Di pagi yang masih gelap itu, Rahul mencari keberadaan Shalima di mana-mana. Kamar tidur, kamar tamu, kamar Bagas, dapur, halaman belakang, ruang tengah, ruang tamu sampai ke toilet pun tak dapat ia temukan wujud wanita itu.
Ada satu pertanyaan yang harus ia dapatkan jawaban darinya. Perihal luka-luka di tubuh Shalima, benarkah itu ada hubungannya dengan malam ketika dirinya mabuk?
"Bi, Bibi lihat Shalima?" tanyanya saat menyeduh kopi di dapur.
Rahul melakukannya sendiri sejak membawa Karin ke rumah. Shalima seolah menghukum dirinya dengan tidak menyiapkan kopi dan pakaian lagi.
"Kayaknya dari tadi saya nggak lihat Shalima."

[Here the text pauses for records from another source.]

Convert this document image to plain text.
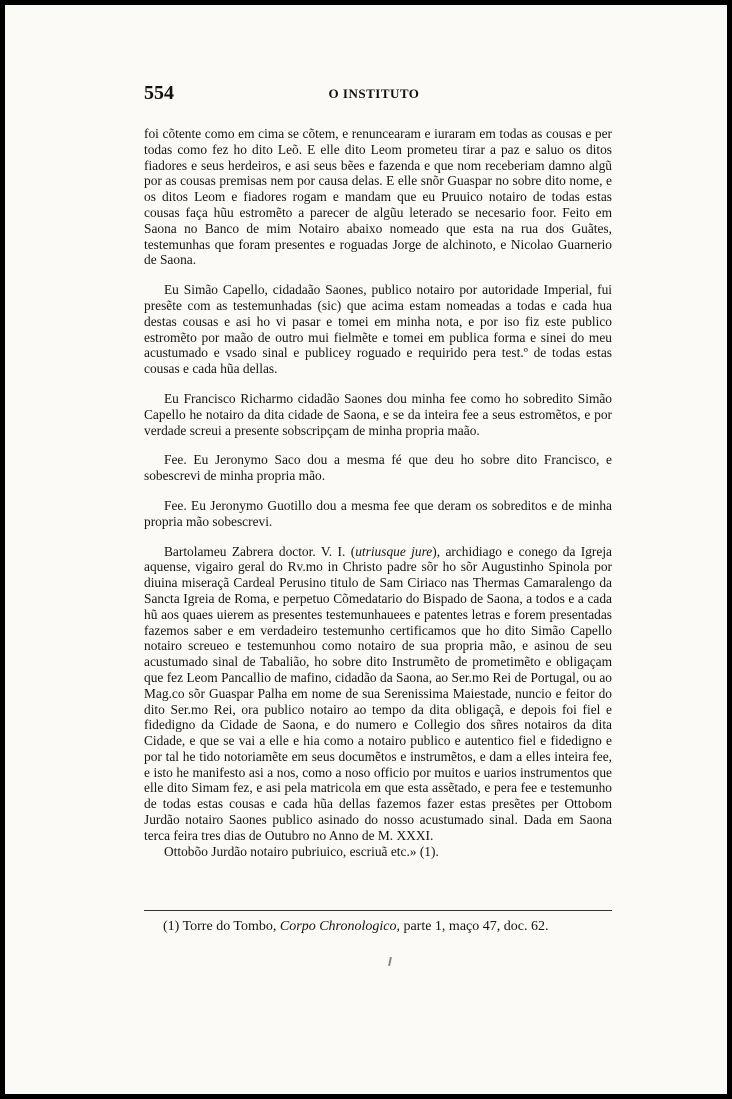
554	O INSTITUTO

foi cõtente como em cima se cõtem, e renuncearam e iuraram em todas as cousas e per todas como fez ho dito Leõ. E elle dito Leom prometeu tirar a paz e saluo os ditos fiadores e seus herdeiros, e asi seus bẽes e fazenda e que nom receberiam damno algũ por as cousas premisas nem por causa delas. E elle snõr Guaspar no sobre dito nome, e os ditos Leom e fiadores rogam e mandam que eu Pruuico notairo de todas estas cousas faça hũu estromẽto a parecer de algũu leterado se necesario foor. Feito em Saona no Banco de mim Notairo abaixo nomeado que esta na rua dos Guãtes, testemunhas que foram presentes e roguadas Jorge de alchinoto, e Nicolao Guarnerio de Saona.

Eu Simão Capello, cidadaão Saones, publico notairo por autoridade Imperial, fui presẽte com as testemunhadas (sic) que acima estam nomeadas a todas e cada hua destas cousas e asi ho vi pasar e tomei em minha nota, e por iso fiz este publico estromẽto por maão de outro mui fielmẽte e tomei em publica forma e sinei do meu acustumado e vsado sinal e publicey roguado e requirido pera test.º de todas estas cousas e cada hũa dellas.

Eu Francisco Richarmo cidadão Saones dou minha fee como ho sobredito Simão Capello he notairo da dita cidade de Saona, e se da inteira fee a seus estromẽtos, e por verdade screui a presente sobscripçam de minha propria maão.

Fee. Eu Jeronymo Saco dou a mesma fé que deu ho sobre dito Francisco, e sobescrevi de minha propria mão.

Fee. Eu Jeronymo Guotillo dou a mesma fee que deram os sobreditos e de minha propria mão sobescrevi.

Bartolameu Zabrera doctor. V. I. (utriusque jure), archidiago e conego da Igreja aquense, vigairo geral do Rv.mo in Christo padre sõr ho sõr Augustinho Spinola por diuina miseraçã Cardeal Perusino titulo de Sam Ciriaco nas Thermas Camaralengo da Sancta Igreia de Roma, e perpetuo Cõmedatario do Bispado de Saona, a todos e a cada hũ aos quaes uierem as presentes testemunhauees e patentes letras e forem presentadas fazemos saber e em verdadeiro testemunho certificamos que ho dito Simão Capello notairo screueo e testemunhou como notairo de sua propria mão, e asinou de seu acustumado sinal de Tabalião, ho sobre dito Instrumẽto de prometimẽto e obligaçam que fez Leom Pancallio de mafino, cidadão da Saona, ao Ser.mo Rei de Portugal, ou ao Mag.co sõr Guaspar Palha em nome de sua Serenissima Maiestade, nuncio e feitor do dito Ser.mo Rei, ora publico notairo ao tempo da dita obligaçã, e depois foi fiel e fidedigno da Cidade de Saona, e do numero e Collegio dos sñres notairos da dita Cidade, e que se vai a elle e hia como a notairo publico e autentico fiel e fidedigno e por tal he tido notoriamẽte em seus documẽtos e instrumẽtos, e dam a elles inteira fee, e isto he manifesto asi a nos, como a noso officio por muitos e uarios instrumentos que elle dito Simam fez, e asi pela matricola em que esta assẽtado, e pera fee e testemunho de todas estas cousas e cada hũa dellas fazemos fazer estas presẽtes per Ottobom Jurdão notairo Saones publico asinado do nosso acustumado sinal. Dada em Saona terca feira tres dias de Outubro no Anno de M. XXXI.

Ottobõo Jurdão notairo pubriuico, escriuã etc.» (1).

(1) Torre do Tombo, Corpo Chronologico, parte 1, maço 47, doc. 62.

Bi Narsih mengangkat bahu. Ia segera keluar membawa sekeranjang cucian yang belum kering. Hal itu tentu saja mengundang tanya dalam hati pria berusia tiga puluh lima tahun itu.
"Bi Narsih malah ikut-ikutan aneh," gumamnya.
Tanpa menunggu waktu lebih lama lagi, kakinya segera melangkah menuju kamar Bagas. Ia memilih menemui anaknya sebelum kembali mencari Shalima.
"Pagi, Jagoan Abi. Bangun dulu. Bentar lagi azan Subuh," kata Rahul sembari menggoncangkan tubuh Bagas pelan.
Bagas menggeliat sebentar. Setelah itu, ia kembali menarik selimut hingga menutupi wajah.
"Bangun dulu! Laki-laki harus disiplin. Nggak ada istilah malas-malasan!" kata Rahul tegas.
"Iya, Bi. Iya!" jawab Bagas dengan suara parau.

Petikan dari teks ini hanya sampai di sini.